Ahmad Safruddin, Koordinator Komite Penghapusan Bensin Bertimbal (KPBB), mengatakan selama ini pemerintah selalu membandingkan harga BBM subsidi dengan harga BBM di Singapura dan beberapa negara lain. Padahal, BBM di antara negara tersebut memiliki karakteristik yang berbeda dengan BBM subsidi saat ini.
“Amerika Serikat mematok harga bensin US$2,2 per galon atau US$0,55 per liter. Itu setara dengan Rp5.000 per liter. Dengan harga yang tidak terlalu berbeda jauh itu, kualitas BBM di Amerika sudah masuk kategori 4 standar WWFC [World Wide Fuels Charter],” katanya di Jakarta, Kamis (2/5/2013).
Ahmad mengungkapkan sejak 2005 lalu kualitas BBM di dalam negeri tidak mengalami peningkatan. Bahkan, di beberapa kota kandungan sulfur dalam BBM subsidi jenis premium mencapai 500.000 part per million (PPM), Padahal, standar kandungan sulfur dalam BBM di dalam negeri hanya sekitar 200.000 PPM.

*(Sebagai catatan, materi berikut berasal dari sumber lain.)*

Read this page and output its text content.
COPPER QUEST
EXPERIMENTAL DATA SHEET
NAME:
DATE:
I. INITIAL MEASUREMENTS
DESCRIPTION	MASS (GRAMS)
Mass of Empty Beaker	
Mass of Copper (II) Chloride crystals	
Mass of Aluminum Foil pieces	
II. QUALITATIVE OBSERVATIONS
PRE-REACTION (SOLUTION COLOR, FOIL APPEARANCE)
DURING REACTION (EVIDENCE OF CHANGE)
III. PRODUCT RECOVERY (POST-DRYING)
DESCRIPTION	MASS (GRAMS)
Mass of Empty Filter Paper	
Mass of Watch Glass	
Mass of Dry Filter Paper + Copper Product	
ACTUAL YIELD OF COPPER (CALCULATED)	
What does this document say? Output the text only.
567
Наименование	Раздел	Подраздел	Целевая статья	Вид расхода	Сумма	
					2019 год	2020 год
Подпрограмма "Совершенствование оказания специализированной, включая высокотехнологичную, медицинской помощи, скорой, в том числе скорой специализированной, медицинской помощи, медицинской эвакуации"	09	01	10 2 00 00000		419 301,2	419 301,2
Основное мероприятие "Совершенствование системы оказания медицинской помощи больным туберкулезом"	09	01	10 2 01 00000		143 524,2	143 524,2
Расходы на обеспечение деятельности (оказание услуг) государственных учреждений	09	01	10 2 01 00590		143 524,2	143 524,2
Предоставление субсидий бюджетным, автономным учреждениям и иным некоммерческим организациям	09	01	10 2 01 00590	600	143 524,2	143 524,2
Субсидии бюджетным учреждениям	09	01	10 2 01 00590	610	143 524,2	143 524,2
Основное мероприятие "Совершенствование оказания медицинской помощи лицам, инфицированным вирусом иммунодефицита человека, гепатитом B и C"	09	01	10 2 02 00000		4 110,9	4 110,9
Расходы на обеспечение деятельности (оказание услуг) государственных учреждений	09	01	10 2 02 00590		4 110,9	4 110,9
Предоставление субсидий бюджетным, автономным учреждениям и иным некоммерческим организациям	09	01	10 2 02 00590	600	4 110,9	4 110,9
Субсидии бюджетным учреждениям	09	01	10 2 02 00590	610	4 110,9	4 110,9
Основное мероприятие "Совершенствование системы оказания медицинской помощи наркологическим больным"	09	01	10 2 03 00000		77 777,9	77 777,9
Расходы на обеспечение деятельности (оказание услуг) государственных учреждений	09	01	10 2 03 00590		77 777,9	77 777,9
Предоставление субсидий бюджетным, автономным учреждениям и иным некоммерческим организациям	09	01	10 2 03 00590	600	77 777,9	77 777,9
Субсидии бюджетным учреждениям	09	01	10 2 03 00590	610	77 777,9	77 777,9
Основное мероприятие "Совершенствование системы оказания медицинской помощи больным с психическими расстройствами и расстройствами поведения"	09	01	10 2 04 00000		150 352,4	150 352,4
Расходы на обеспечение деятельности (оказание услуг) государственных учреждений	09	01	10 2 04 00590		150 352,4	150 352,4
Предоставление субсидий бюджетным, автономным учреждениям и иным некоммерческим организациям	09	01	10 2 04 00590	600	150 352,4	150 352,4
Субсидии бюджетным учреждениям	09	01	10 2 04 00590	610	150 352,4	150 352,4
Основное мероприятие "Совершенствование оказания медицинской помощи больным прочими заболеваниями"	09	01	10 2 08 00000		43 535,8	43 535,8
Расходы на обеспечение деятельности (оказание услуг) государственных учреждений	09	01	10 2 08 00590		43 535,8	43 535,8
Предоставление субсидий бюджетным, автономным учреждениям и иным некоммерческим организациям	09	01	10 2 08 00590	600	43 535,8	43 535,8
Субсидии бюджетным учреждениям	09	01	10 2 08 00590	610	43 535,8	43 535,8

Untuk itu, Ahmad meminta penetapan harga premium dan solar harus berdasarkan harga pokok produksi. Mekanisme penghitungan itu harus mencakup biaya minyak mentah dengan mutu dan sumbernya, biaya pengolahan dan biaya overhead, serta profit margin yang wajar, serta biaya pokok impor produk BBM ditambah dengan profit margin yang wajar.
“Kalaupun pemerintah ingin menaikkan harga BBM subsidi, maka hal itu harus disertai dengan meningkatkan kualitas bensin menjadi bahan bakar yang memiliki kandungan maksimal benzene sebanyak 2,5%, aromatic 40%, olefin 20%,” jelasnya.
Selama ini penetapan harga BBM subsidi menggunakan acuan Mid Oil Plats Singapore (MOPS) yaitu harga rata-rata menurut MOPS ditambah dengan alpha sebagai profit margin bagi Pertamina. Sebagai contoh pada 2010, saat harga minyak mentah dunia pada level US$ 80 per barel, harga bensin menurut MOPS adalah Rp 5.167 per liter. Namun bensin ini merupakan kualitas RON 92 atau setara Pertamax.
Pemerintah, lanjut Ahmad, sebenarnya tidak melakukan subsidi BBM lantaran harga produksi premium RON 88 sebesar Rp 3.913 per liter ketika harga minyak mentah dunia 2010 pada level US$ 80 per barel. Sedangkan harga produksi RON 92 pada kurun waktu yang sama sebesar Rp 5.617 per liter.
Sementara itu, Lukmanul Hakim sebagai tim advokasi Warga Negara Menggugat Harga BBM menyatakan akan melayangkan gugatan kepada pemerintah dan PT Pertamina karena diduga telah memanipulasi harga BBM bersubsidi.
Selain itu kedua pihak tersebut dianggap melakukan perbuatan melawan hukum karena telah melakukan kebohongan publik terkait penetapan harga BBM subsidi. (mfm)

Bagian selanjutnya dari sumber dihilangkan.